On the next spread, as Bella yanks the leash, the dog disappears entirely. “Bella was taking her dog for a stroll across the page when” (turn the page) “something very odd happened.” Half the dog vanishes in the space between the two pages - the crease book designers call “the gutter.” Odd things do indeed transpire when one reads books. In its opening spread we find elfin, round-faced, shabby-chic-dressed Bella prancing across the right-hand page, and leading a friendly cow-like dog, situated on the left-facing page, by a leash. The endpapers of “This Book Just Ate My Dog!” by the British writer and illustrator Richard Byrne, are covered with the repeated apology “I promise not to be a naughty book,” written out in a simulation of an errant child’s scrawl. These five specimens of reinvention deftly pop the bubbles of their own illusory worlds, drawing attention to the artifices of their norms and aiming to teach children to become not just book lovers but pint-size “consumers of text.” The best of these books, luckily, manage to find fresh magic in demystification, and to delight kids while spinning the heads of their grown-up companions. Now, sophisticated cheekiness appears to have gone mainstream. There has long been a strain of subversion in picture books - think of Maurice Sendak and Tomi Ungerer, among others - alongside the dominant anodyne snuggliness of the form. But on the evidence of a recent spate of highly self-conscious picture books, it would seem that the suspended-disbelief state of early childhood is adapting to the wink-wink, nudge-nudge sensibility of our moment.

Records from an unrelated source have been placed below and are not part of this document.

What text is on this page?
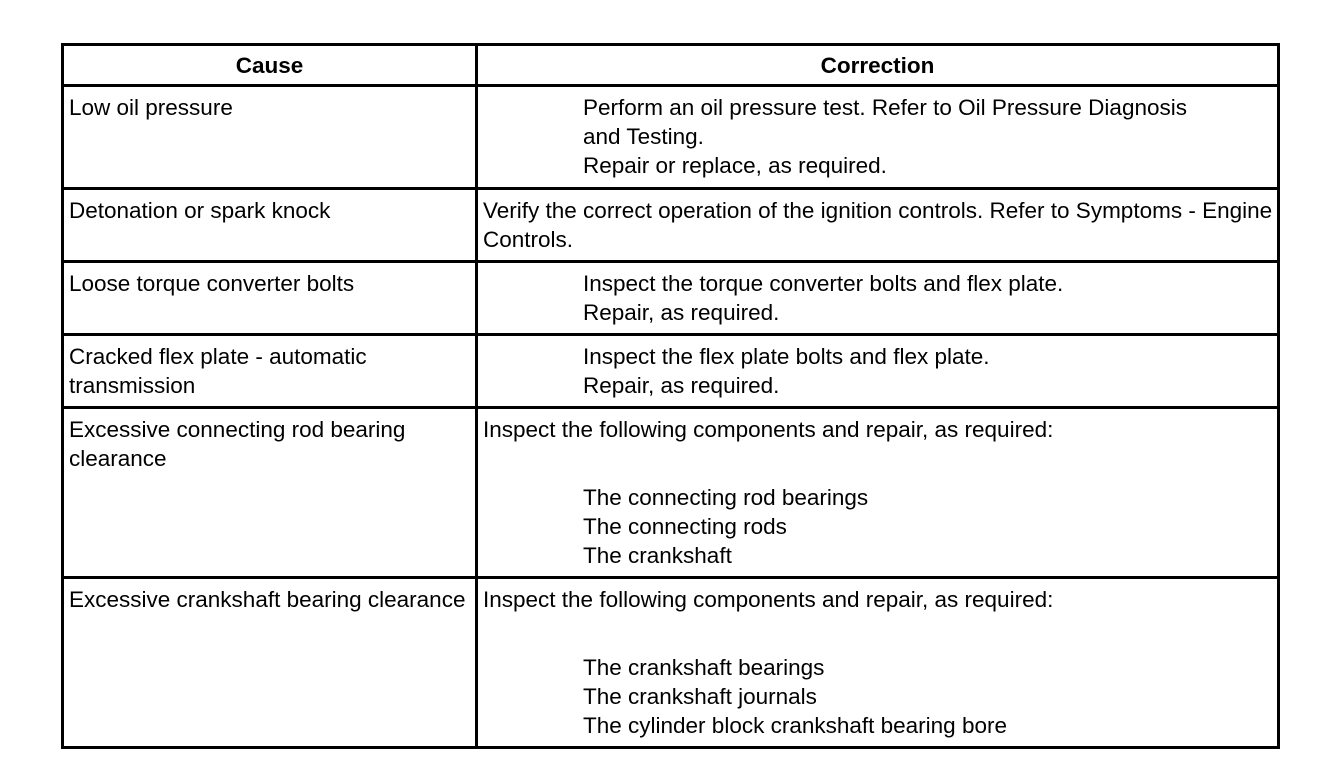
Cause	Correction

Low oil pressure	Perform an oil pressure test. Refer to Oil Pressure Diagnosis
and Testing.
Repair or replace, as required.

Detonation or spark knock	Verify the correct operation of the ignition controls. Refer to Symptoms - Engine Controls.

Loose torque converter bolts	Inspect the torque converter bolts and flex plate.
Repair, as required.

Cracked flex plate - automatic transmission	Inspect the flex plate bolts and flex plate.
Repair, as required.

Excessive connecting rod bearing clearance	Inspect the following components and repair, as required:
The connecting rod bearings
The connecting rods
The crankshaft

Excessive crankshaft bearing clearance	Inspect the following components and repair, as required:
The crankshaft bearings
The crankshaft journals
The cylinder block crankshaft bearing bore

the book with no pictures online

Have your kids gone meta? Do they call their neighborhood jungle gym a “play structure”? Do they mix and match their dress-up garb - a tiara here, firefighter’s boots there - with a sense of mischief that might, unnervingly, be termed “ironic”? Have they spotted the clown at the neighbor’s birthday party removing his wig and slinking out the side door? They’re probably not ready for the labyrinthine tricksterism of David Foster Wallace or Spike Jonze.